不過現在認識的人多了,去這兒不去那兒的好像也不合適,乾脆一視同仁,都不去了,除了自家師父家裡,就是幾位戰友那兒,彆想,想就是工作太忙。
三天一過,該乾嘛乾嘛,高振東上班的路上,還看見一群群的小孩在路邊放鞭炮呢。
一到辦公室,三分廠機要室的同誌電話就過來了,有幾份件需要他親自收,不是機要室的同誌不願意送過來,而是根據規定,不能送過來,得自己去取。
高振東過去把東西簽收了,回到自己辦公室一一拆開。
第一個是他委托東北光學所做的掩膜,這東西三分廠是沒法做的,分彆是一套標準測試用掩膜,以及SZ61000、SZ61001、SZ61002三種芯片的全套光刻掩膜。

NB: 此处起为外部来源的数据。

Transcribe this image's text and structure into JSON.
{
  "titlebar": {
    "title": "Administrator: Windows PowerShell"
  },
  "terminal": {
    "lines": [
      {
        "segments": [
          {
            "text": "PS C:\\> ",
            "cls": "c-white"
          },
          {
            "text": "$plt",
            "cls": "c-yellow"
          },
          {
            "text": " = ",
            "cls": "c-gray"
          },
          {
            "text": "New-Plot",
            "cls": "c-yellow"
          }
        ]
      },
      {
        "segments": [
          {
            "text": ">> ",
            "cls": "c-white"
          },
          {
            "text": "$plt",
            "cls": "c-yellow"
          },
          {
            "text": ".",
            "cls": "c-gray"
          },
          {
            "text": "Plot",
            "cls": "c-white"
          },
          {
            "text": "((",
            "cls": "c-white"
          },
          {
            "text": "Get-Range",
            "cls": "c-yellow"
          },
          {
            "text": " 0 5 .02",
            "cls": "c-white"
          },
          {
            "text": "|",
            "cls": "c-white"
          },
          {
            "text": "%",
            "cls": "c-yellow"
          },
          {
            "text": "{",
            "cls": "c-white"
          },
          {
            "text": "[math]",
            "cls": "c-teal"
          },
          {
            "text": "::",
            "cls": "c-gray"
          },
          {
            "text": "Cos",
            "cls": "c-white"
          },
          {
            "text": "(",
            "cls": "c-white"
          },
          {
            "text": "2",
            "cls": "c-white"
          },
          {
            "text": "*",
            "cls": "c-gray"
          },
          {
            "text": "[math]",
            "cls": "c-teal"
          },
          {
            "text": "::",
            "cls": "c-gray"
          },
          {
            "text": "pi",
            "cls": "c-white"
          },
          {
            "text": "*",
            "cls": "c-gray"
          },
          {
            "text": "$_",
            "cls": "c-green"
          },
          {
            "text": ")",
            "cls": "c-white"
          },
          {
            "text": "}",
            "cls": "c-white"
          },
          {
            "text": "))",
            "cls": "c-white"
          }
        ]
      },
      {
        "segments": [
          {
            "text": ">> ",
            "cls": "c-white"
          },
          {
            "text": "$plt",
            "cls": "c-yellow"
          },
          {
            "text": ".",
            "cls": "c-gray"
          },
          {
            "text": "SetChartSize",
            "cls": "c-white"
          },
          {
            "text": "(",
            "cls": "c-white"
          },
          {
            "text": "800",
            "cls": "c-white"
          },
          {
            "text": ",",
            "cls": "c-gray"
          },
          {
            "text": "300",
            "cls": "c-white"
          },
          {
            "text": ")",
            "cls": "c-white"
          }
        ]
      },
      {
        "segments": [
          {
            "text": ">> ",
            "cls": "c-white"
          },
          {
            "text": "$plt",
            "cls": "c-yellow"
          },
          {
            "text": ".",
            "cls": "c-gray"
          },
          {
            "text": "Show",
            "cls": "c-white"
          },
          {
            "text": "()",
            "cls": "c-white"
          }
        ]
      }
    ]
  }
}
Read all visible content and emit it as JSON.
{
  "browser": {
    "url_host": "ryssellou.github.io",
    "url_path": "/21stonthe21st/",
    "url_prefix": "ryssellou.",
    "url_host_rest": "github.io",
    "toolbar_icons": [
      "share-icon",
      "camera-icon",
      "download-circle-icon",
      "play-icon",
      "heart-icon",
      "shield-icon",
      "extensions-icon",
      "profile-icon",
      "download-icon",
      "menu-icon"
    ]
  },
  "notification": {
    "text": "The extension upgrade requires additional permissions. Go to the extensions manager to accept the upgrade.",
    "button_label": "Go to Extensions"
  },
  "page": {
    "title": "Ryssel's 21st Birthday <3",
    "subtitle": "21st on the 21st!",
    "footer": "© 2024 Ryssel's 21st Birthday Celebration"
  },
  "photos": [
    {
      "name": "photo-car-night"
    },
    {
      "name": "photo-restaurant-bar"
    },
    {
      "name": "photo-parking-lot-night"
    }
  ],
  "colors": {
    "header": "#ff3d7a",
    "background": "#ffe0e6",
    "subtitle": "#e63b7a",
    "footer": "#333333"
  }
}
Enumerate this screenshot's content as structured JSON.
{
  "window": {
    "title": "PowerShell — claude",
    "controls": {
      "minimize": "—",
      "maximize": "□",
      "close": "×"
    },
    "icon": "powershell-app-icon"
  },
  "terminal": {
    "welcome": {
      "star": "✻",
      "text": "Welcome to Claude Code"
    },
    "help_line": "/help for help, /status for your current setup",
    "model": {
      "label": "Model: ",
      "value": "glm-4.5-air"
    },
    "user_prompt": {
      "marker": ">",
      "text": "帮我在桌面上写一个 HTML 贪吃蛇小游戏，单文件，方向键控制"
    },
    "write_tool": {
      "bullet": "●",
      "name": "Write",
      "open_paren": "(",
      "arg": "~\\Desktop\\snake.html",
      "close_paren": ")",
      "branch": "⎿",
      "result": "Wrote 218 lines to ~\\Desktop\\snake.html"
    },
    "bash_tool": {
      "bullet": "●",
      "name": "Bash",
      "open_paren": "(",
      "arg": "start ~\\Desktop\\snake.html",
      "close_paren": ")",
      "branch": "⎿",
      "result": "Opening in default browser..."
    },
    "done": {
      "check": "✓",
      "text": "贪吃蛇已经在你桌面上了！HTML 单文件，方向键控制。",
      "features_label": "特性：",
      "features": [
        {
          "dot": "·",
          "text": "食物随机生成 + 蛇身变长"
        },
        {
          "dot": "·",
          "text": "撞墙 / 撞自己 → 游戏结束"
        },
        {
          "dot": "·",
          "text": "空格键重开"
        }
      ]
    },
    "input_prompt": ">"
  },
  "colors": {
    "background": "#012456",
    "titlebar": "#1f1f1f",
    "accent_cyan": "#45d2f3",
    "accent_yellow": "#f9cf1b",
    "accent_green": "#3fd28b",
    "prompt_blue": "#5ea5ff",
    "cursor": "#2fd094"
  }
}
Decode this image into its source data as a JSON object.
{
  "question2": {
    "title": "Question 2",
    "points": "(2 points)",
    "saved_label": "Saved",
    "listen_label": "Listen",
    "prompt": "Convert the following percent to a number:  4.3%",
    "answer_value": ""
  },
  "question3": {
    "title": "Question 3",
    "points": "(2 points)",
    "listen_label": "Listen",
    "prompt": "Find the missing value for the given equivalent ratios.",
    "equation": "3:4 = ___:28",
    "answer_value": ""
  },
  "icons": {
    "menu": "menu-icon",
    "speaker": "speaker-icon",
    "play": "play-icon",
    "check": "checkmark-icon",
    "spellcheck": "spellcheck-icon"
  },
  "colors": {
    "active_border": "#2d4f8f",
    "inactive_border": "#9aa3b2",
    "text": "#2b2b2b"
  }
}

這幾個名字完全是模仿CD4000和74/54來的,“數字”不用說,61年誕生,從此後這個係列就得都帶著61過日子了,至於後麵三位數的編碼,是吸取了74係列的教訓,一開始沒想到有那麼多,就留了兩位數的編碼,結果最後發現不夠用了,不得已從74XX增加到74XXX。
看著這個東西,高振東一個電話打到了光刻機組裝車間那邊,現在就差這個了。
“高總啊,嗯,差不多了,估摸著再有幾天就可以了。”
高振東道:“不要急著交差,該做的前期測試和試驗、試運轉一定要做好,磨刀不誤砍柴工。”
電話那一頭連連保證,絕不帶病轉序,一定完全測試好了才投入生產試驗。
放下電話,高振東拿起了第二個東西,這是一個文件袋,厚厚的。
文件來自防工委,拆開一看,不是打印稿。因為裡麵有不少的圖表,對於現在的計算機和配套軟件來說,有點超綱了,反而是針式打印機還能勉強跟得上需要。
等我有空了,我一定要搞套能畫圖的軟件!高振東暗自發狠。
文件來自哪裡,不得而知,但是從內容上,高振東卻是一眼就看出來了,這東西必定來自瓷都。
這就是上次開會的時候,防工委領導和他提起的那架飛機,攻-5型攻擊機,但當時領導沒有說太仔細,連型號都沒有提起。
隻是這一次,材料非常齊全,不止型號明確已經明確,而且基本上是對高振東放開了攻-5型攻擊機的所有一切,甚至連結構圖都完完整整的附上了。